Hypothesis We hypothesized that local somatic mutations in ECs might be involved in the pathogenesis of pulmonary vascular lesions in HHT and HPAH.
Aims We here aimed at detecting somatic mutations in pulmonary vascular lesions of a patient with HHT and end-stage PAH caused by a mutation in ENG.

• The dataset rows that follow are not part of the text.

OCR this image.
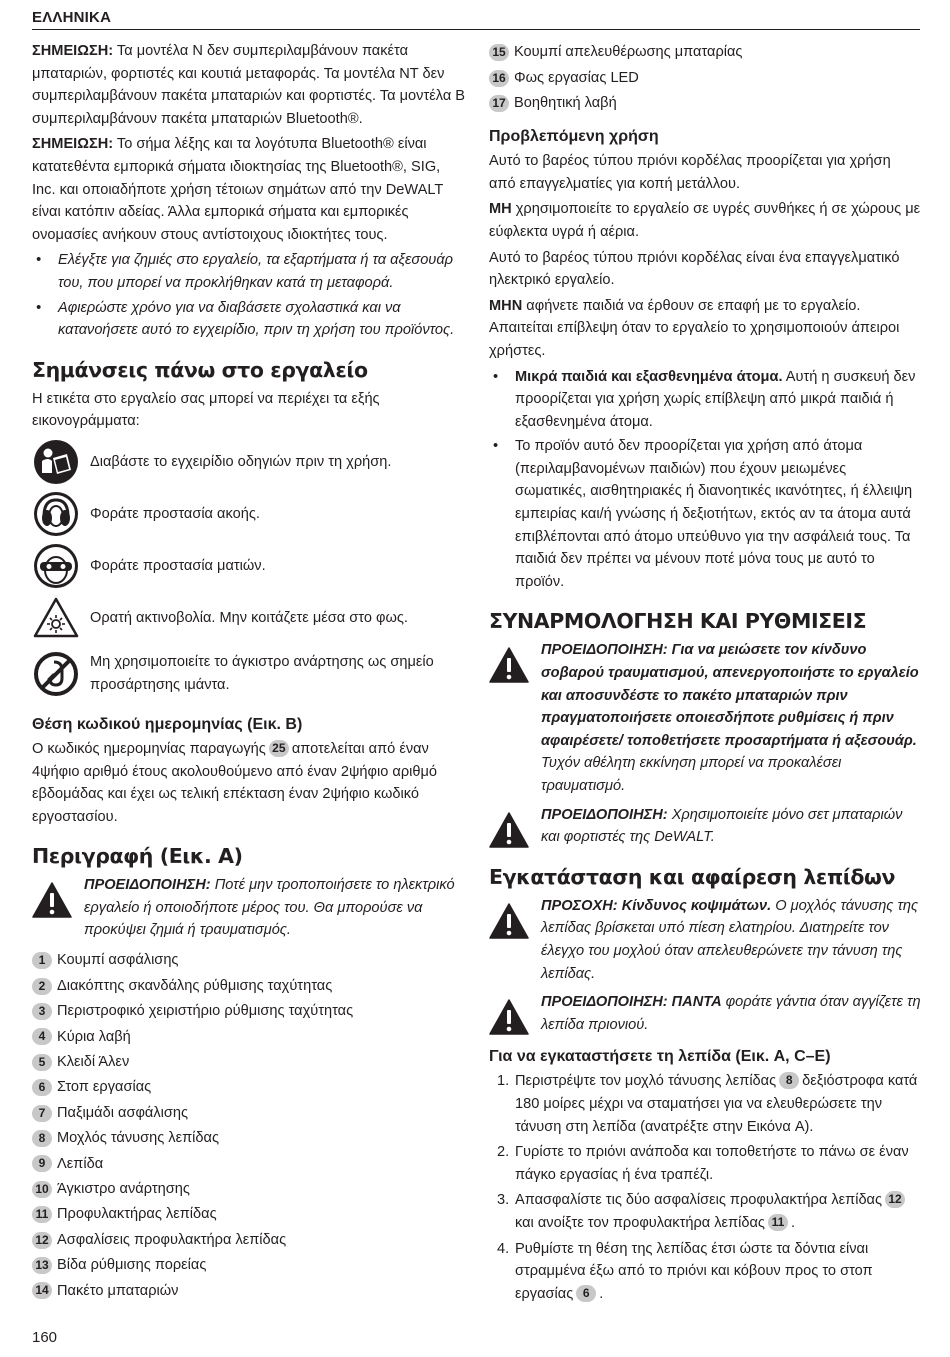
ΕΛΛΗΝΙΚΑ

ΣΗΜΕΙΩΣΗ: Τα μοντέλα N δεν συμπεριλαμβάνουν πακέτα μπαταριών, φορτιστές και κουτιά μεταφοράς. Τα μοντέλα NT δεν συμπεριλαμβάνουν πακέτα μπαταριών και φορτιστές. Τα μοντέλα B συμπεριλαμβάνουν πακέτα μπαταριών Bluetooth®.

ΣΗΜΕΙΩΣΗ: Το σήμα λέξης και τα λογότυπα Bluetooth® είναι κατατεθέντα εμπορικά σήματα ιδιοκτησίας της Bluetooth®, SIG, Inc. και οποιαδήποτε χρήση τέτοιων σημάτων από την DeWALT είναι κατόπιν αδείας. Άλλα εμπορικά σήματα και εμπορικές ονομασίες ανήκουν στους αντίστοιχους ιδιοκτήτες τους.

• Ελέγξτε για ζημιές στο εργαλείο, τα εξαρτήματα ή τα αξεσουάρ του, που μπορεί να προκλήθηκαν κατά τη μεταφορά.
• Αφιερώστε χρόνο για να διαβάσετε σχολαστικά και να κατανοήσετε αυτό το εγχειρίδιο, πριν τη χρήση του προϊόντος.
Σημάνσεις πάνω στο εργαλείο

Η ετικέτα στο εργαλείο σας μπορεί να περιέχει τα εξής εικονογράμματα:

Διαβάστε το εγχειρίδιο οδηγιών πριν τη χρήση.
Φοράτε προστασία ακοής.
Φοράτε προστασία ματιών.
Ορατή ακτινοβολία. Μην κοιτάζετε μέσα στο φως.
Μη χρησιμοποιείτε το άγκιστρο ανάρτησης ως σημείο προσάρτησης ιμάντα.
Θέση κωδικού ημερομηνίας (Εικ. B)

Ο κωδικός ημερομηνίας παραγωγής 25 αποτελείται από έναν 4ψήφιο αριθμό έτους ακολουθούμενο από έναν 2ψήφιο αριθμό εβδομάδας και έχει ως τελική επέκταση έναν 2ψήφιο κωδικό εργοστασίου.

Περιγραφή (Εικ. A)
ΠΡΟΕΙΔΟΠΟΙΗΣΗ: Ποτέ μην τροποποιήσετε το ηλεκτρικό εργαλείο ή οποιοδήποτε μέρος του. Θα μπορούσε να προκύψει ζημιά ή τραυματισμός.
1 Κουμπί ασφάλισης
2 Διακόπτης σκανδάλης ρύθμισης ταχύτητας
3 Περιστροφικό χειριστήριο ρύθμισης ταχύτητας
4 Κύρια λαβή
5 Κλειδί Άλεν
6 Στοπ εργασίας
7 Παξιμάδι ασφάλισης
8 Μοχλός τάνυσης λεπίδας
9 Λεπίδα
10 Άγκιστρο ανάρτησης
11 Προφυλακτήρας λεπίδας
12 Ασφαλίσεις προφυλακτήρα λεπίδας
13 Βίδα ρύθμισης πορείας
14 Πακέτο μπαταριών
15 Κουμπί απελευθέρωσης μπαταρίας
16 Φως εργασίας LED
17 Βοηθητική λαβή
Προβλεπόμενη χρήση

Αυτό το βαρέος τύπου πριόνι κορδέλας προορίζεται για χρήση από επαγγελματίες για κοπή μετάλλου.

ΜΗ χρησιμοποιείτε το εργαλείο σε υγρές συνθήκες ή σε χώρους με εύφλεκτα υγρά ή αέρια.

Αυτό το βαρέος τύπου πριόνι κορδέλας είναι ένα επαγγελματικό ηλεκτρικό εργαλείο.

ΜΗΝ αφήνετε παιδιά να έρθουν σε επαφή με το εργαλείο. Απαιτείται επίβλεψη όταν το εργαλείο το χρησιμοποιούν άπειροι χρήστες.

• Μικρά παιδιά και εξασθενημένα άτομα. Αυτή η συσκευή δεν προορίζεται για χρήση χωρίς επίβλεψη από μικρά παιδιά ή εξασθενημένα άτομα.
• Το προϊόν αυτό δεν προορίζεται για χρήση από άτομα (περιλαμβανομένων παιδιών) που έχουν μειωμένες σωματικές, αισθητηριακές ή διανοητικές ικανότητες, ή έλλειψη εμπειρίας και/ή γνώσης ή δεξιοτήτων, εκτός αν τα άτομα αυτά επιβλέπονται από άτομο υπεύθυνο για την ασφάλειά τους. Τα παιδιά δεν πρέπει να μένουν ποτέ μόνα τους με αυτό το προϊόν.
ΣΥΝΑΡΜΟΛΟΓΗΣΗ ΚΑΙ ΡΥΘΜΙΣΕΙΣ
ΠΡΟΕΙΔΟΠΟΙΗΣΗ: Για να μειώσετε τον κίνδυνο σοβαρού τραυματισμού, απενεργοποιήστε το εργαλείο και αποσυνδέστε το πακέτο μπαταριών πριν πραγματοποιήσετε οποιεσδήποτε ρυθμίσεις ή πριν αφαιρέσετε/ τοποθετήσετε προσαρτήματα ή αξεσουάρ. Τυχόν αθέλητη εκκίνηση μπορεί να προκαλέσει τραυματισμό.
ΠΡΟΕΙΔΟΠΟΙΗΣΗ: Χρησιμοποιείτε μόνο σετ μπαταριών και φορτιστές της DeWALT.
Εγκατάσταση και αφαίρεση λεπίδων
ΠΡΟΣΟΧΗ: Κίνδυνος κοψιμάτων. Ο μοχλός τάνυσης της λεπίδας βρίσκεται υπό πίεση ελατηρίου. Διατηρείτε τον έλεγχο του μοχλού όταν απελευθερώνετε την τάνυση της λεπίδας.
ΠΡΟΕΙΔΟΠΟΙΗΣΗ: ΠΑΝΤΑ φοράτε γάντια όταν αγγίζετε τη λεπίδα πριονιού.
Για να εγκαταστήσετε τη λεπίδα (Εικ. A, C–E)
1. Περιστρέψτε τον μοχλό τάνυσης λεπίδας 8 δεξιόστροφα κατά 180 μοίρες μέχρι να σταματήσει για να ελευθερώσετε την τάνυση στη λεπίδα (ανατρέξτε στην Εικόνα A).
2. Γυρίστε το πριόνι ανάποδα και τοποθετήστε το πάνω σε έναν πάγκο εργασίας ή ένα τραπέζι.
3. Απασφαλίστε τις δύο ασφαλίσεις προφυλακτήρα λεπίδας 12και ανοίξτε τον προφυλακτήρα λεπίδας 11 .
4. Ρυθμίστε τη θέση της λεπίδας έτσι ώστε τα δόντια είναι στραμμένα έξω από το πριόνι και κόβουν προς το στοπ εργασίας 6 .
160
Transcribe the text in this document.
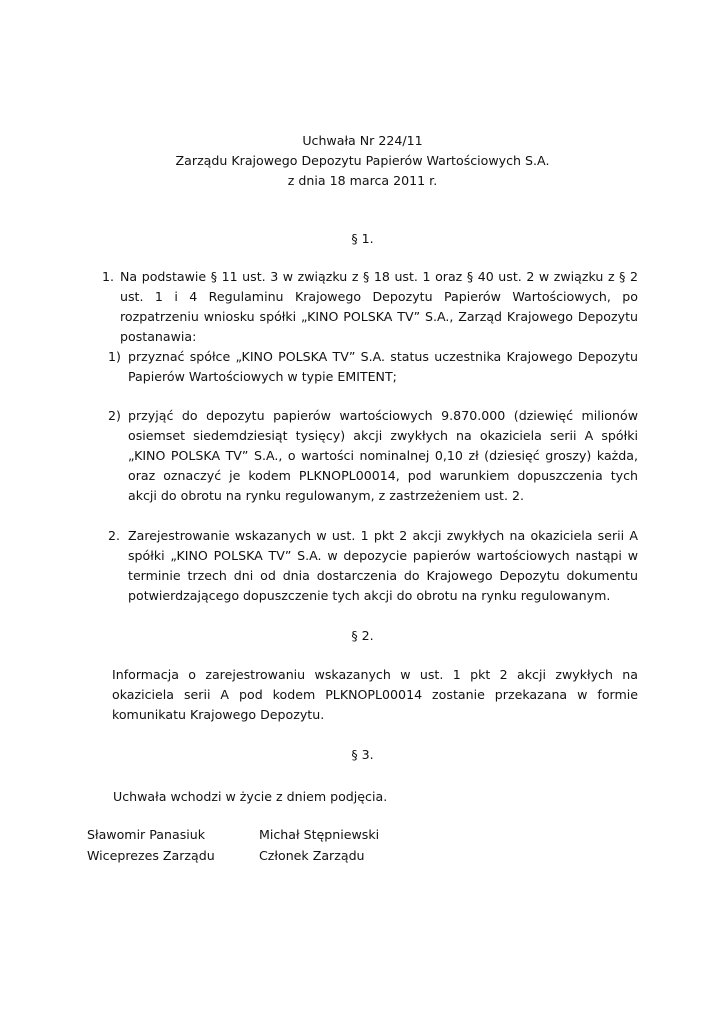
Uchwała Nr 224/11
Zarządu Krajowego Depozytu Papierów Wartościowych S.A.
z dnia 18 marca 2011 r.
§ 1.
1. Na podstawie § 11 ust. 3 w związku z § 18 ust. 1 oraz § 40 ust. 2 w związku z § 2 ust. 1 i 4 Regulaminu Krajowego Depozytu Papierów Wartościowych, po rozpatrzeniu wniosku spółki „KINO POLSKA TV” S.A., Zarząd Krajowego Depozytu postanawia:
1) przyznać spółce „KINO POLSKA TV” S.A. status uczestnika Krajowego Depozytu Papierów Wartościowych w typie EMITENT;
2) przyjąć do depozytu papierów wartościowych 9.870.000 (dziewięć milionów osiemset siedemdziesiąt tysięcy) akcji zwykłych na okaziciela serii A spółki „KINO POLSKA TV” S.A., o wartości nominalnej 0,10 zł (dziesięć groszy) każda, oraz oznaczyć je kodem PLKNOPL00014, pod warunkiem dopuszczenia tych akcji do obrotu na rynku regulowanym, z zastrzeżeniem ust. 2.
2. Zarejestrowanie wskazanych w ust. 1 pkt 2 akcji zwykłych na okaziciela serii A spółki „KINO POLSKA TV” S.A. w depozycie papierów wartościowych nastąpi w terminie trzech dni od dnia dostarczenia do Krajowego Depozytu dokumentu potwierdzającego dopuszczenie tych akcji do obrotu na rynku regulowanym.
§ 2.
Informacja o zarejestrowaniu wskazanych w ust. 1 pkt 2 akcji zwykłych na okaziciela serii A pod kodem PLKNOPL00014 zostanie przekazana w formie komunikatu Krajowego Depozytu.
§ 3.
Uchwała wchodzi w życie z dniem podjęcia.
Sławomir Panasiuk
Wiceprezes Zarządu
Michał Stępniewski
Członek Zarządu
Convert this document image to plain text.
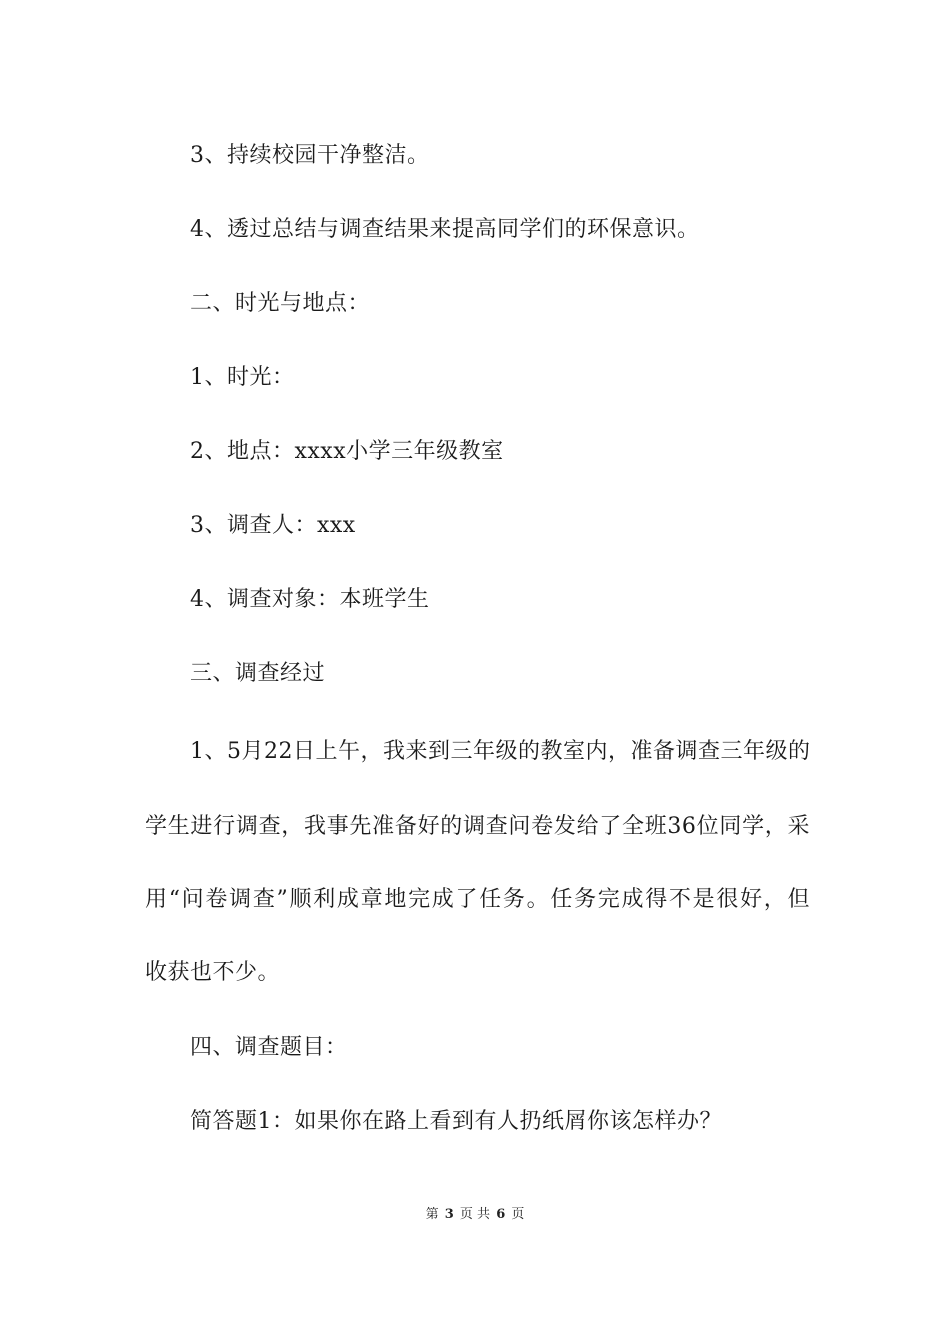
3、持续校园干净整洁。
4、透过总结与调查结果来提高同学们的环保意识。
二、时光与地点：
1、时光：
2、地点：xxxx小学三年级教室
3、调查人：xxx
4、调查对象：本班学生
三、调查经过
1、5月22日上午，我来到三年级的教室内，准备调查三年级的
学生进行调查，我事先准备好的调查问卷发给了全班36位同学，采
用“问卷调查”顺利成章地完成了任务。任务完成得不是很好，但
收获也不少。
四、调查题目：
简答题1：如果你在路上看到有人扔纸屑你该怎样办？
第 3 页 共 6 页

Methods Targeted deep sequencing of 3 HHT causing genes and 11 vascular malformation associated genes was performed on 4 pAVMs and 14 plexiform lesions of the patient.
Results The disease-causing germline mutation in ENG was detected in every sample. No somatic mutation in the functional allele of ENG was detected in the pulmonary vascular lesions. However, we identified a somatic mutation in the gene encoding for Phosphatidylinositol-4,5-Bisphosphate 3-Kinase Catalytic Alpha (PIK3CA) in one of the plexiform lesions. This mutation is a confirmed activating somatic mutation in the Catalogue Of Somatic Mutations In Cancer that was previously functionally confirmed as a moderately potent oncogenic mutation.
Conclusion and Outlook We here describe a rare case of an ENG mutation carrier with HHT and HPAH. We identified a somatic activating mutation in PIK3CA in one of her plexiform lesions. To explore if the mutation contributes to the overgrowth of ECs in a plexiform lesion on a background of a haploinsufficiency in ENG, we are performing functional studies on iPSC-derived ECs from this patient after introduction of the mutation in PIK3CA by Crispr/Cas9.